Blog
Presence

When the Game Falls Apart and People Show Up

A Giants blowout is nobody's idea of a good night. But something unexpected happens when the scoreboard stops mattering and the people next to you suddenly do.

Oracle Park baseball stadium lit up at night, the Giants' home on the San Francisco waterfront.
When the game lets you down, you're released from watching it. The scorecard stops being the point.

By the fourth inning, it wasn't really a baseball game anymore.

The Giants were down by something embarrassing. The other team had figured out our pitching, and the crowd had that particular stillness that sets in when everyone knows the math but nobody wants to say it out loud. Oracle Park on a night like that has its own texture — the vendors keep moving, the lights stay bright, the Bay breeze comes in off McCovey Cove right on schedule — but the urgency drains out of it. You stop watching and start noticing.

I had been looking forward to this game. That matters, I think, because the gap between what you expect and what you get is where something interesting sometimes lives.

So the game fell away, and the people around me came into focus.
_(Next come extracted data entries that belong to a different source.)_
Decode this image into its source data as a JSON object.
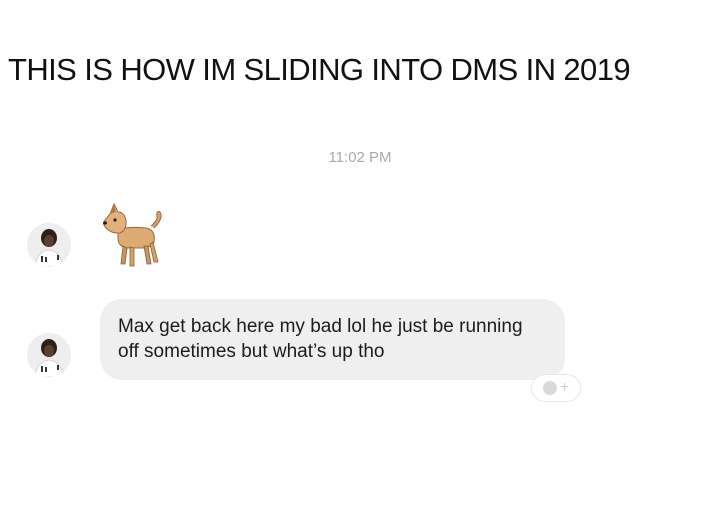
{
  "caption": "THIS IS HOW IM SLIDING INTO DMS IN 2019",
  "conversation": {
    "timestamp": "11:02 PM",
    "messages": [
      {
        "sender_avatar": "avatar-icon",
        "type": "emoji",
        "content": "dog-emoji"
      },
      {
        "sender_avatar": "avatar-icon",
        "type": "text",
        "content": "Max get back here my bad lol he just be running off sometimes but what’s up tho"
      }
    ],
    "reaction_button": {
      "icon": "add-reaction-icon",
      "plus": "+"
    }
  }
}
There was the guy two seats over who turned out to have grown up in the Excelsior. We talked about the neighborhood for twenty minutes — how it's held its shape compared to most of SF, what it might look like in ten years. The woman behind us had strong opinions about the bullpen and wasn't shy about sharing them. A group down the row was clearly celebrating something, the occasion unclear but the warmth unmistakable. At some point I realized I had laughed more in the last two innings than in the previous six.

None of this was the plan. The plan was baseball. The plan was a Giants win, maybe a late-inning comeback, the particular satisfaction of watching something go right. None of that happened. And yet something did.

I've been thinking about what it takes to actually notice the people in front of you when the thing you came for falls apart. It's harder than it sounds. We show up to things with expectations shaped, and when those expectations go sideways, the instinct is to manage disappointment, scroll the phone, calculate when it's acceptable to leave. The other people in the row become background noise.

But there's another way to read a blowout. When the game lets you down, you're released from watching it. The scorecard stops being the point. And in that space — that slightly deflated, nobody's-going-anywhere-early-enough-to-matter space — you're just people sitting next to people.

Perhaps that's the whole thing. Not the ideal conditions. Not the evening you planned. The one you got, with the people in it.

The Giants lost. It wasn't close. I walked back up 3rd Street toward home in a better mood than I'd expected, which is not something I say every night after a blowout.

The game was bad. The company was not.